Пригнувшись к гриве Буланого, старик умчался вверх по косогору вслед за удалявшейся с дружным блеянием отарой.
Много раз бывал Тукпаш на стоянке Мыйыксу, а позапрошлой весной больше месяца сакманил у него. Всегда в его доме полно людей. Мыйыксу человек гостеприимный, приветливый, разговорчивый.
Есть такие люди — степенные, здравомыслящие, приросшие к земле, от которых исходит мудрость народная. Мыйыксу — один из таких. И силой его природа не обделила. Он высокий, толстый, но нет в нем ни грамма лишнего жира, старческой грузности. А все потому, что смолоду на чабанской работе. За шестьдесят ему, а все возле овец. Пенсию ему вырешили, а он так и остался со своей отарой. «Как же без овечек?» — сказал. О таких, как Мыйыксу, говорят: «Этот человек в жизни делал только хорошее — детей растил, скот множил». Уважают таких, за советом к ним идут, всегда рассчитывают на их бескорыстную помощь.

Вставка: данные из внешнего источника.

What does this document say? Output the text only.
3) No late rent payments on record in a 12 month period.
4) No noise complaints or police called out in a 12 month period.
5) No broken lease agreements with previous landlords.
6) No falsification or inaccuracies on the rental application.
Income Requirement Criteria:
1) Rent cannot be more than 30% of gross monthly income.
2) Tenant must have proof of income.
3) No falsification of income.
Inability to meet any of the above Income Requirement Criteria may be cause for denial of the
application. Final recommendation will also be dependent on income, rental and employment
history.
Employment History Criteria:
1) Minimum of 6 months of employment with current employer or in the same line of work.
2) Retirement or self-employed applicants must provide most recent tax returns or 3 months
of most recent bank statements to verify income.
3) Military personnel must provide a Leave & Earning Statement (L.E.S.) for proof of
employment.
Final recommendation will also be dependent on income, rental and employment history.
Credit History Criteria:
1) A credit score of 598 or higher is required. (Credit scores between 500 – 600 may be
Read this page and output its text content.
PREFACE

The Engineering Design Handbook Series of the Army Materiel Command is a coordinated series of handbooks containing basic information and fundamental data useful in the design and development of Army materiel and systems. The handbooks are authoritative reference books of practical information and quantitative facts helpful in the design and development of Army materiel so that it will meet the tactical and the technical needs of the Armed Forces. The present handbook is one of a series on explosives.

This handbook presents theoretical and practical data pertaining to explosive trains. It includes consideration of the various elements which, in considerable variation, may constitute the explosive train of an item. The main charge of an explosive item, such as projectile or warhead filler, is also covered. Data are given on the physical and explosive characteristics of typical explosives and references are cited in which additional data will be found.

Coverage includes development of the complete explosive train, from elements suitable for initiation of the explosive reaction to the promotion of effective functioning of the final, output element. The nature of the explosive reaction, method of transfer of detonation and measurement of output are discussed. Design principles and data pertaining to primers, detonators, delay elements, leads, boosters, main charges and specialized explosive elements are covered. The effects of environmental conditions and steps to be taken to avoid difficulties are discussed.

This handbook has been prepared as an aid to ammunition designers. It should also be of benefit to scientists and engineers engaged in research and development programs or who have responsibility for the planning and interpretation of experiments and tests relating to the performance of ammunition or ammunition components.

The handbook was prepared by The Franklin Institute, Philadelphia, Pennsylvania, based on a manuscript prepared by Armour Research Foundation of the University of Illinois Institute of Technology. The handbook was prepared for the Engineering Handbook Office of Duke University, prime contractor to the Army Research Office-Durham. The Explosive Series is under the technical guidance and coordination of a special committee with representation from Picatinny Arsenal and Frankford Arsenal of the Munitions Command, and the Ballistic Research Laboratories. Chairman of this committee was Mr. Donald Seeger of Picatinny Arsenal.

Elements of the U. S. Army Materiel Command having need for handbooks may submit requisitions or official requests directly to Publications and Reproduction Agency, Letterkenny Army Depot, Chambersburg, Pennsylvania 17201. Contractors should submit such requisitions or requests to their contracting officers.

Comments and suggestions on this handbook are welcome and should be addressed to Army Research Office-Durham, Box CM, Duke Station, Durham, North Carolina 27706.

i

И жена Мыйыксу по характеру ему под стать. Каждому, кто их порог переступит, рада, будто гость с каким-то важным известием пожаловал. Мясо и чай всегда у нее на горячей плите. Если кто мимо стоянки проедет — рассердится. А то и догонит на лошади, к себе зазовет. Потому-то бригадиры, зоотехники, ветеринары — в общем, весь народ, который по чабанским стоянкам разъезжает, стараются так подгадать, чтобы к обеду быть у Мыйыксу. Другим чабанам указания-приказания отдают, не слезая с седла. На крайний случай выпьют на скорую руку чашку чая, чтоб не обидеть хозяина, и спешат к Мыйыксу. Там уже не торопятся. Расседлывают коней, щедро задают им сена из стога Мыйыксу, комбикорма подсыплют, В избе шубы-тулупы поснимают, располагаются основательно.